Written by Tommy Tracy
You know exactly what you’re going to get when you walk into this film; a couple of offensive men getting drunk (and high) while all trying to relive glory days of being younger. That’s what the trailer sells us and it doesn’t stray at all away from it. But that’s not necessarily a bad thing because we see three incredibly funny actors all in their element.
During Christmas 2001, Ethan (Gordon-Levitt) is seen mourning over his dead parents. To cheer him up, his two best friends, Isaac (Rogen) and Chris (Mackie) take him out for a night of Christmas debauchery. Thus begins a fourteen year long tradition of drunken madness and drug trips, all circling around a very inclusive Nutcracker’s Ball that is impossible to find. Flash-forward to today and the guys are all in different places; Isaac is married and expecting a child. Chris has finally developed his football skills and is now a famous athlete (at 34). And Ethan…well Ethan is in the same place; depressed, broke and following his floundering music career. Somehow Ethan gets his hands on the tickets for the Ball and thus begins the guys’ final Christmas Eve together.

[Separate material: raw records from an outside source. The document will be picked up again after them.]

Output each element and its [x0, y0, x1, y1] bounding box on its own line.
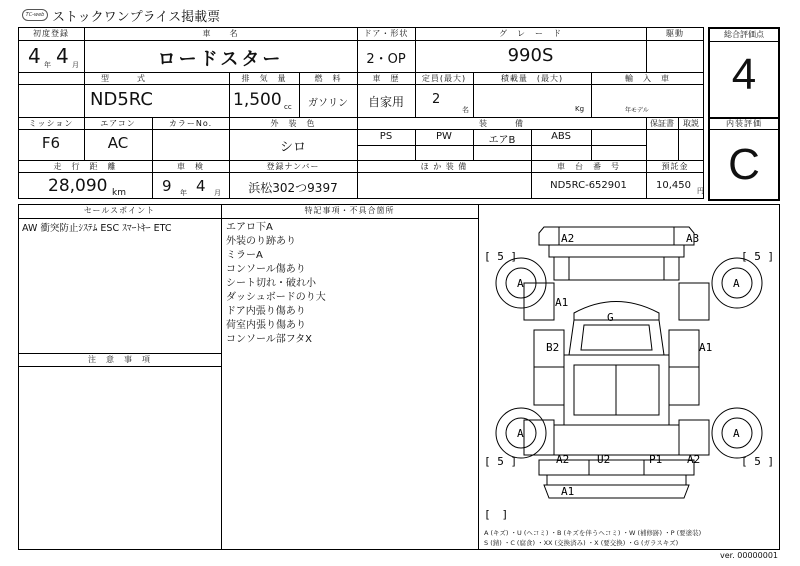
fuel-label: 燃 料	[314, 74, 342, 83]
notes-label: 特記事項・不具合箇所	[304, 206, 395, 215]
mileage: 28,090	[48, 176, 108, 196]
mark-rear-center: U2	[597, 453, 611, 466]
category: 自家用	[367, 95, 404, 109]
mark-front-bumper-left: A2	[561, 232, 575, 245]
car-name: ロードスター	[157, 49, 284, 70]
car-damage-diagram	[479, 205, 779, 549]
chassis-no-label: 車 台 番 号	[557, 162, 620, 171]
equipment-item: PW	[436, 131, 452, 142]
interior-score: C	[728, 140, 760, 189]
bracket-front-left: [ 5 ]	[484, 250, 518, 263]
plate-label: 登録ナンバー	[266, 162, 320, 171]
import-label: 輸 入 車	[625, 74, 670, 83]
mark-rear-right-2: A2	[687, 453, 701, 466]
first-reg-year: 4	[28, 44, 41, 68]
sales-points-text: AW 衝突防止ｼｽﾃﾑ ESC ｽﾏｰﾄｷｰ ETC	[22, 223, 172, 234]
load-label: 積載量 (最大)	[500, 74, 564, 83]
first-reg-label: 初度登録	[33, 29, 69, 38]
bracket-front-right: [ 5 ]	[741, 250, 775, 263]
equipment-item: PS	[379, 131, 393, 142]
note-item: 外装のり跡あり	[226, 236, 296, 247]
tc-web-logo: TC-web	[22, 9, 48, 21]
version-label: ver. 00000001	[719, 551, 778, 560]
category-label: 車 歴	[372, 74, 400, 83]
mark-door-right: A1	[699, 341, 713, 354]
equipment-label: 装 備	[479, 119, 524, 128]
bracket-rear-right: [ 5 ]	[741, 455, 775, 468]
exterior-color: シロ	[279, 140, 306, 155]
mark-tire-rl: A	[517, 427, 524, 440]
mark-tire-rr: A	[733, 427, 740, 440]
inspection-month: 4	[196, 177, 206, 195]
note-item: ダッシュボードのり大	[226, 292, 326, 303]
chassis-no: ND5RC-652901	[550, 180, 627, 191]
note-item: ミラーA	[226, 250, 263, 261]
drive-label: 駆動	[666, 29, 684, 38]
import-model-year: 年モデル	[625, 107, 649, 114]
grade-label: グ レ ー ド	[499, 29, 562, 38]
note-item: コンソール傷あり	[226, 264, 306, 275]
load-unit: Kg	[575, 105, 585, 113]
mission: F6	[41, 134, 61, 152]
grade: 990S	[507, 45, 554, 66]
bracket-rear-left: [ 5 ]	[484, 455, 518, 468]
equipment-item: エアB	[488, 135, 516, 146]
mileage-label: 走 行 距 離	[53, 162, 117, 171]
plate: 浜松302つ9397	[248, 181, 338, 195]
notes-list	[226, 221, 326, 347]
form-title: ストックワンプライス掲載票	[52, 10, 221, 25]
aircon: AC	[107, 134, 129, 152]
warranty-label: 保証書	[650, 119, 674, 128]
car-name-label: 車 名	[202, 29, 239, 38]
mission-label: ミッション	[28, 119, 74, 128]
overall-score-label: 総合評価点	[724, 30, 764, 39]
note-item: コンソール部フタX	[226, 334, 312, 345]
displacement-label: 排 気 量	[241, 74, 287, 83]
equipment-item: ABS	[551, 131, 571, 142]
note-item: ドア内張り傷あり	[226, 306, 306, 317]
mark-roof: G	[607, 311, 614, 324]
legend-line-2: S (錆) ・C (腐食) ・XX (交換済み) ・X (要交換) ・G (ガラスキズ)	[484, 539, 679, 547]
inspection-label: 車 検	[177, 162, 204, 171]
displacement-unit: cc	[284, 103, 292, 111]
note-item: 荷室内張り傷あり	[226, 320, 306, 331]
bracket-spare: [ ]	[484, 508, 509, 521]
interior-score-label: 内装評価	[726, 119, 762, 128]
other-equipment-label: ほ か 装 備	[420, 162, 468, 171]
mark-rear-bumper: A1	[561, 485, 575, 498]
first-reg-month-unit: 月	[72, 61, 79, 69]
capacity-label: 定員(最大)	[421, 74, 467, 83]
inspection-year-unit: 年	[180, 189, 187, 197]
overall-score: 4	[731, 50, 757, 99]
model: ND5RC	[90, 89, 153, 110]
mark-fender-left: A1	[555, 296, 569, 309]
recycle-fee: 10,450	[656, 180, 691, 191]
note-item: シート切れ・破れ小	[226, 278, 316, 289]
mark-front-bumper-right: A3	[686, 232, 700, 245]
mark-rear-right-1: P1	[649, 453, 663, 466]
first-reg-year-unit: 年	[44, 61, 51, 69]
fuel: ガソリン	[308, 98, 348, 109]
note-item: エアロ下A	[226, 222, 273, 233]
mark-rear-left: A2	[556, 453, 570, 466]
aircon-label: エアコン	[100, 119, 136, 128]
mark-tire-fl: A	[517, 277, 524, 290]
model-label: 型 式	[101, 74, 146, 83]
color-no-label: カラーNo.	[168, 119, 213, 128]
legend-line-1: A (キズ) ・U (ヘコミ) ・B (キズを伴うヘコミ) ・W (補修跡) ・P (要塗装)	[484, 529, 702, 537]
mileage-unit: km	[112, 188, 126, 198]
door-type: 2・OP	[366, 52, 406, 67]
mark-tire-fr: A	[733, 277, 740, 290]
caution-label: 注 意 事 項	[88, 355, 151, 364]
recycle-fee-unit: 円	[697, 187, 704, 195]
first-reg-month: 4	[56, 44, 69, 68]
inspection-month-unit: 月	[214, 189, 221, 197]
inspection-year: 9	[162, 177, 172, 195]
door-type-label: ドア・形状	[363, 29, 409, 38]
mark-door-left: B2	[546, 341, 560, 354]
capacity-unit: 名	[462, 106, 469, 114]
exterior-color-label: 外 装 色	[270, 119, 316, 128]
sales-points-label: セールスポイント	[83, 206, 156, 215]
displacement: 1,500	[233, 90, 282, 110]
recycle-fee-label: 預託金	[661, 162, 689, 171]
capacity: 2	[432, 92, 441, 107]
manual-label: 取説	[683, 119, 699, 128]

I find myself always connecting with character portrayed by Joseph Gordon-Levitt, even when the character shares no characteristics with me. While most people who attract to this character of Ethan aren’t depressed and lonely, I think a lot of the audience can connect with his sense of adventure and willingness to not lose people. He misses his ex, Diana (Lizzy Caplan) who he let go because he’s afraid of commitment. Isaac is the rock in his relationship, focusing on his wife’s (Jillian Bell) needs over his. She gives him a package of “every drug on the planet” and this is where all of the comedy comes from. Rogen is great on these drugs, mixing cocaine, mushrooms, weed and an array of other things to comedy gold. And Anthony Mackie shows off some hilarious chops I didn’t know he had as football star, Chris Roberts. His arc consists of being a late bloomer, finding his football groove at 34. He’s incredibly famous, having sex with random girls and signing autographs every second of the night. His social media game is also on point, making a few videos that involve his fun night and his recommendation of Red Bull.
There are a few problems, however. While I appreciate the comedy and out-of-wack plot, some jokes fall flat. There’s a lot of laugh out loud moments but the film is also full of a bunch of jokes that don’t land. I found myself weakly smiling more often than I should have and that is not okay.
Each character has his own subplot as well; Rogen keeps trying to find his phone after he lost it during an altercation with Mindy Kaling. This is the best as high Rogen receives sexts with a very famous celebrity (I won’t ruin it) and he is definitely the funniest part of the film. JGL’s is also great but that’s only because I care about him so much. He doesn’t want to lose his friends he knows he’s losing and he wants his girlfriend back. Mackie’s is the one that kind of flounders. While he’s great (and I mean great) in the role, he just wants to be accepted by his teammates and will do anything for it, even illegally buying weed from a drug tripped Michael Shannon and sleep with some strange hipster chick.
You know what you’re getting with a script written by Evan Goldberg. It’s going to be funny but no, The Night Before is not a game changer. It won’t live on in the annals of time as one of the greatest comedies ever but it will please a lot of people this holiday season. It’s funny, raunchy, offensive and surprisingly heartfelt and will leave you with a good feeling afterwards.